May involve shifting, rotating, scaling, skewing, warping, rubbersheeting or orthorectifying.
Projections
The method by which the curved surface of the earth is portrayed on a flat surface
Geocoding
Converting street addresses into spatial data, usually referencing address information from a street segment layer.
Reverse Geocoding
Finding a street address from a point on the map.
Orthorectification
The process of correcting the geometry of an image so that it appears as though each pixel were acquired from directly overhead. Uses elevation data to correct terrain distortion in aerial or satellite imagery.
Heads-up Digitizing
Manual digitization by tracing over a feature.
Datum
A system of coordinate positions on a surface. A geodetic datum is the basis for calculating positions on, above, or below the earth’s surface.
Precision
Closeness of a repeated set of observations to each other.
Accuracy
Closeness to true position.
Sliver polygon
A small, narrow polygon that appears along the borders of polygons following the overlay of two polygons.
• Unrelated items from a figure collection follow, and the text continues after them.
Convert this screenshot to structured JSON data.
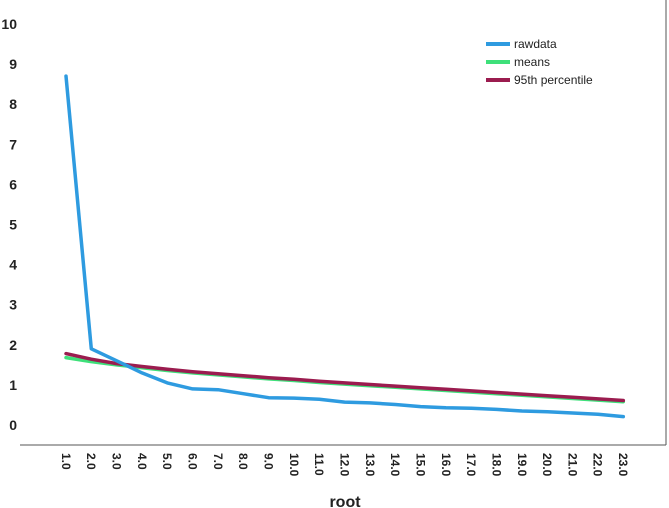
{
  "chart_data": {
    "type": "line",
    "xlabel": "root",
    "ylabel": "",
    "x": [
      "1.0",
      "2.0",
      "3.0",
      "4.0",
      "5.0",
      "6.0",
      "7.0",
      "8.0",
      "9.0",
      "10.0",
      "11.0",
      "12.0",
      "13.0",
      "14.0",
      "15.0",
      "16.0",
      "17.0",
      "18.0",
      "19.0",
      "20.0",
      "21.0",
      "22.0",
      "23.0"
    ],
    "ylim": [
      0,
      10
    ],
    "yticks": [
      0,
      1,
      2,
      3,
      4,
      5,
      6,
      7,
      8,
      9,
      10
    ],
    "grid": false,
    "legend_position": "top-right",
    "series": [
      {
        "name": "rawdata",
        "color": "#2e9be0",
        "values": [
          8.7,
          1.9,
          1.6,
          1.3,
          1.05,
          0.9,
          0.88,
          0.78,
          0.68,
          0.67,
          0.64,
          0.57,
          0.55,
          0.51,
          0.46,
          0.43,
          0.42,
          0.39,
          0.35,
          0.33,
          0.3,
          0.27,
          0.21
        ]
      },
      {
        "name": "means",
        "color": "#3ee07a",
        "values": [
          1.68,
          1.58,
          1.5,
          1.43,
          1.36,
          1.3,
          1.25,
          1.2,
          1.15,
          1.11,
          1.06,
          1.02,
          0.98,
          0.94,
          0.9,
          0.86,
          0.82,
          0.78,
          0.74,
          0.7,
          0.66,
          0.62,
          0.58
        ]
      },
      {
        "name": "95th percentile",
        "color": "#9b1c4f",
        "values": [
          1.78,
          1.64,
          1.53,
          1.46,
          1.39,
          1.33,
          1.28,
          1.23,
          1.18,
          1.14,
          1.09,
          1.05,
          1.01,
          0.97,
          0.93,
          0.89,
          0.85,
          0.81,
          0.77,
          0.73,
          0.69,
          0.65,
          0.61
        ]
      }
    ]
  }
}
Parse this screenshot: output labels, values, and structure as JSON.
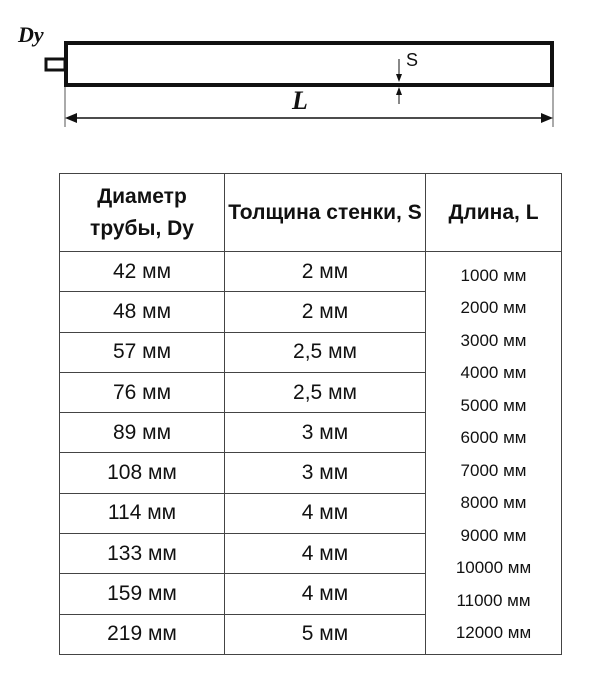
{
  "diagram": {
    "dy_label": "Dy",
    "s_label": "S",
    "l_label": "L"
  },
  "table": {
    "headers": {
      "diameter": "Диаметр трубы, Dy",
      "thickness": "Толщина стенки, S",
      "length": "Длина, L"
    },
    "rows": [
      {
        "diameter": "42 мм",
        "thickness": "2 мм"
      },
      {
        "diameter": "48 мм",
        "thickness": "2 мм"
      },
      {
        "diameter": "57 мм",
        "thickness": "2,5 мм"
      },
      {
        "diameter": "76 мм",
        "thickness": "2,5 мм"
      },
      {
        "diameter": "89 мм",
        "thickness": "3 мм"
      },
      {
        "diameter": "108 мм",
        "thickness": "3 мм"
      },
      {
        "diameter": "114 мм",
        "thickness": "4 мм"
      },
      {
        "diameter": "133 мм",
        "thickness": "4 мм"
      },
      {
        "diameter": "159 мм",
        "thickness": "4 мм"
      },
      {
        "diameter": "219 мм",
        "thickness": "5 мм"
      }
    ],
    "lengths": [
      "1000 мм",
      "2000 мм",
      "3000 мм",
      "4000 мм",
      "5000 мм",
      "6000 мм",
      "7000 мм",
      "8000 мм",
      "9000 мм",
      "10000 мм",
      "11000 мм",
      "12000 мм"
    ]
  }
}
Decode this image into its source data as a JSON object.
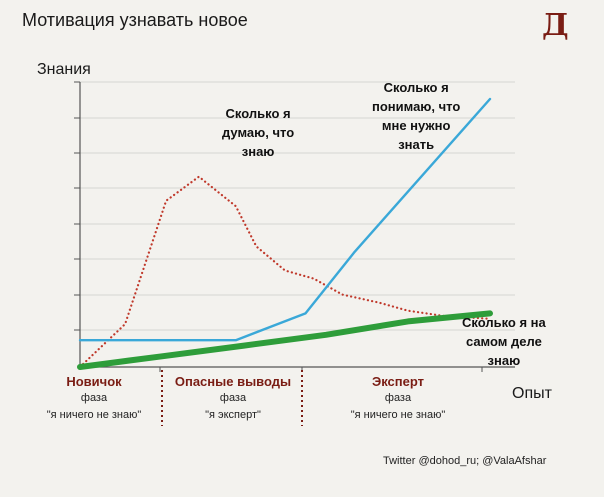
{
  "title": "Мотивация узнавать новое",
  "logo_letter": "Д",
  "credit": "Twitter @dohod_ru; @ValaAfshar",
  "colors": {
    "background": "#f3f2ee",
    "brand": "#7a1d14",
    "blue": "#3aa8d8",
    "red": "#c0392b",
    "green": "#2e9d3a"
  },
  "chart_data": {
    "type": "line",
    "ylabel": "Знания",
    "xlabel": "Опыт",
    "ylim": [
      0,
      100
    ],
    "xlim": [
      0,
      100
    ],
    "grid": "horizontal",
    "series": [
      {
        "name": "Сколько я думаю, что знаю",
        "style": "dotted",
        "color": "#c0392b",
        "x": [
          0,
          11,
          21,
          29,
          38,
          43,
          50,
          57,
          64,
          73,
          80,
          89,
          100
        ],
        "y": [
          0,
          16,
          62,
          71,
          60,
          45,
          36,
          33,
          27,
          24,
          21,
          19,
          18
        ]
      },
      {
        "name": "Сколько я понимаю, что мне нужно знать",
        "style": "solid",
        "color": "#3aa8d8",
        "x": [
          0,
          38,
          55,
          67,
          100
        ],
        "y": [
          10,
          10,
          20,
          43,
          100
        ]
      },
      {
        "name": "Сколько я на самом деле знаю",
        "style": "solid-thick",
        "color": "#2e9d3a",
        "x": [
          0,
          10,
          20,
          40,
          60,
          80,
          100
        ],
        "y": [
          0,
          2,
          4,
          8,
          12,
          17,
          20
        ]
      }
    ],
    "annotations": [
      {
        "id": "think",
        "lines": [
          "Сколько я",
          "думаю, что",
          "знаю"
        ]
      },
      {
        "id": "need",
        "lines": [
          "Сколько я",
          "понимаю, что",
          "мне нужно",
          "знать"
        ]
      },
      {
        "id": "actual",
        "lines": [
          "Сколько я на",
          "самом деле",
          "знаю"
        ]
      }
    ],
    "phases": [
      {
        "name": "Новичок",
        "sub1": "фаза",
        "sub2": "\"я ничего не знаю\""
      },
      {
        "name": "Опасные выводы",
        "sub1": "фаза",
        "sub2": "\"я эксперт\""
      },
      {
        "name": "Эксперт",
        "sub1": "фаза",
        "sub2": "\"я ничего не знаю\""
      }
    ]
  }
}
May indicate topology problems.
Union
All features that exist in either set are retained.
Intersect
All features that overlap are retained.
Address Locator
Defines the process for geocoding.
Transformation
Converting the coordinates from one system to another.
Geographic Coordinate System
Lat/Long. Uses a datum, prime meridian, and angular unit of measure (degrees, minutes, seconds).